J’ai aussi cherché à savoir si son chemin avait croisé celui de Callas. Eh oui, plusieurs fois dans Medea de Cherubini. Un extrait d’interview de la Divina avec la représentation de cet opéra à la Scala en 1961. On y aperçoit Vickers mais on ne l’entend pas malheureusement…

Il existe aussi des films, le plus souvent tournés avec Karajan, où son talent de comédien et son charisme sont bridés par l’inévitable play-back de mise à l’époque.
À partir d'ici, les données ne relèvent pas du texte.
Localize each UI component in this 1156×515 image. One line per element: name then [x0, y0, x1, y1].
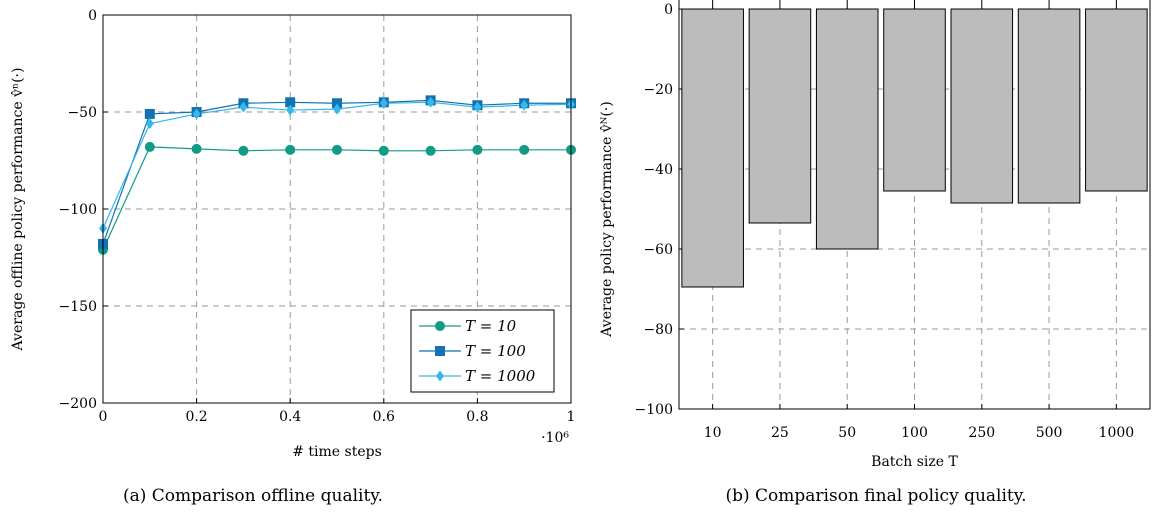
chart-a-x-tick-label: 0.6: [373, 409, 395, 425]
chart-a-series-line-1: [102, 99, 571, 245]
chart-b-x-tick-label: 10: [704, 425, 722, 441]
chart-a-x-tick-label: 0: [99, 409, 108, 425]
chart-a-x-tick-label: 0.8: [466, 409, 488, 425]
chart-a-y-axis-label: Average offline policy performance v̂ⁿ(·…: [10, 68, 26, 352]
chart-b-caption: (b) Comparison final policy quality.: [725, 486, 1026, 506]
chart-b-frame: [678, 0, 1151, 410]
chart-a-y-tick-label: 0: [88, 8, 97, 24]
chart-a-point-0: [519, 144, 530, 155]
chart-b-x-tick-label: 25: [771, 425, 789, 441]
chart-a-point-0: [472, 144, 483, 155]
chart-a-series: [102, 99, 572, 250]
chart-b-bar: [748, 8, 812, 224]
chart-a-x-tick-label: 1: [567, 409, 576, 425]
chart-a-point-2: [192, 108, 201, 120]
chart-a-point-2: [473, 101, 482, 113]
chart-b-x-tick-label: 250: [968, 425, 995, 441]
chart-a-point-0: [238, 145, 249, 156]
chart-a-point-2: [520, 99, 529, 111]
chart-a-point-2: [426, 96, 435, 108]
chart-a-caption: (a) Comparison offline quality.: [123, 486, 383, 506]
chart-b-tick-labels: 0 −20 −40 −60 −80 −100 10 25 50 100 250 500 1000: [635, 2, 1135, 441]
chart-a-legend-label: T = 1000: [465, 367, 536, 385]
chart-b-x-tick-label: 500: [1036, 425, 1063, 441]
chart-b-bar: [1085, 8, 1148, 192]
chart-b-y-tick-label: −60: [643, 242, 673, 258]
chart-a-y-tick-label: −100: [59, 202, 97, 218]
chart-a-legend-label: T = 10: [465, 317, 517, 335]
chart-a-point-1: [285, 97, 296, 108]
chart-b: 0 −20 −40 −60 −80 −100 10 25 50 100 250 500 1000 Bat…: [599, 0, 1151, 506]
chart-a-tick-labels: 0 0.2 0.4 0.6 0.8 1 0 −50 −100 −150 −200: [59, 8, 576, 425]
chart-a-point-2: [333, 103, 341, 115]
chart-b-bar: [1017, 8, 1081, 204]
chart-b-y-tick-label: −100: [635, 402, 673, 418]
chart-a-point-0: [332, 144, 342, 155]
chart-a-point-1: [332, 98, 342, 109]
chart-a-x-multiplier: ·10⁶: [541, 430, 569, 446]
chart-b-y-tick-label: −40: [643, 162, 673, 178]
chart-a-legend-marker: [435, 321, 445, 331]
chart-a-point-0: [425, 145, 436, 156]
chart-b-y-tick-label: −80: [643, 322, 673, 338]
chart-a: 0 0.2 0.4 0.6 0.8 1 0 −50 −100 −150 −200 # time st…: [10, 8, 576, 506]
chart-a-series-line-0: [102, 146, 571, 250]
chart-a-point-1: [144, 108, 155, 119]
chart-a-y-tick-label: −150: [59, 299, 97, 315]
chart-a-x-axis-label: # time steps: [292, 444, 382, 460]
chart-a-point-2: [286, 104, 295, 116]
chart-a-y-tick-label: −50: [67, 105, 97, 121]
chart-a-x-tick-label: 0.4: [279, 409, 301, 425]
chart-b-bar: [815, 8, 879, 250]
chart-a-point-0: [191, 143, 202, 154]
chart-b-bar: [950, 8, 1014, 204]
chart-a-frame: [102, 14, 572, 404]
chart-a-point-2: [145, 118, 154, 130]
chart-a-point-2: [379, 97, 388, 109]
chart-a-legend: T = 10 T = 100 T = 1000: [410, 309, 555, 393]
chart-a-legend-marker: [436, 370, 444, 382]
chart-b-y-tick-label: 0: [664, 2, 673, 18]
chart-a-legend-label: T = 100: [465, 342, 526, 360]
chart-a-point-0: [144, 141, 155, 152]
chart-b-x-tick-label: 1000: [1099, 425, 1135, 441]
chart-a-markers: [98, 95, 576, 255]
chart-a-point-2: [239, 101, 248, 113]
chart-a-legend-marker: [435, 346, 445, 356]
chart-b-bar: [681, 8, 744, 288]
chart-b-y-tick-label: −20: [643, 82, 673, 98]
chart-a-point-0: [285, 144, 296, 155]
chart-b-x-tick-label: 50: [838, 425, 856, 441]
chart-b-x-axis-label: Batch size T: [871, 454, 958, 470]
chart-a-point-0: [378, 145, 389, 156]
chart-b-y-axis-label: Average policy performance v̂ᴺ(·): [599, 101, 615, 337]
chart-a-x-tick-label: 0.2: [185, 409, 207, 425]
chart-b-x-tick-label: 100: [901, 425, 928, 441]
chart-a-y-tick-label: −200: [59, 396, 97, 412]
chart-b-bar: [883, 8, 946, 192]
chart-b-bars: [681, 8, 1148, 288]
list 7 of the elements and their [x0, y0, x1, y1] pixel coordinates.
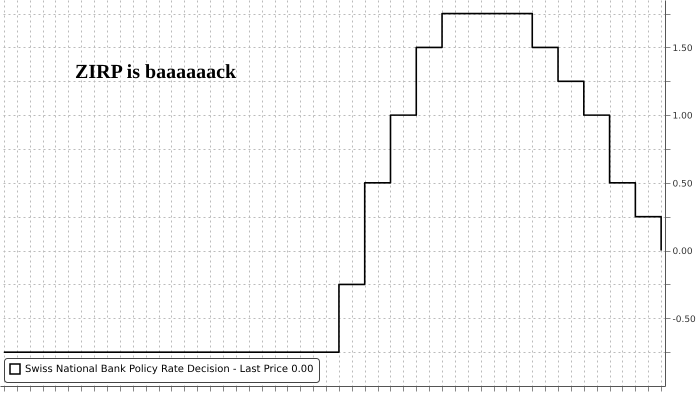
- text: ZIRP is baaaaaack: [75, 61, 238, 83]
- y-tick-label: 0.00: [672, 247, 693, 258]
- y-tick-label: -0.50: [672, 314, 696, 325]
- legend-label: Swiss National Bank Policy Rate Decision - Last Price 0.00: [25, 364, 314, 375]
- y-tick-label: 1.50: [672, 44, 693, 54]
- y-tick-label: 1.00: [672, 112, 693, 122]
- y-tick-label: 0.50: [672, 179, 693, 190]
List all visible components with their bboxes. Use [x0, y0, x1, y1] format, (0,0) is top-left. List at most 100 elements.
Quant à mon expérience personnelle, elle se limita d’abord au disque. C’est lui qui m’a fait découvrir Samson. J’ai adoré son Siegmund, le duo d’amour des Troyens. À la scène, j’ai pu voir son Otello à Garnier en avril 77 et j’avoue ne pas en avoir gardé un souvenir exceptionnel. Il y avait sur scène un Iago qui capta toute mon attention (Sherrill Milnes) et puis les costumes et la mise en scène avaient été conçus pour Domingo que j’avais vu plusieurs fois dans cette production. Il y campait un Otello charnel, comme un grand fauve, avec des costumes accentuant plus son côté maure et arabe que sa négritude. Vickers, la face très noire, eut du mal à se glisser dans cette vision du personnage.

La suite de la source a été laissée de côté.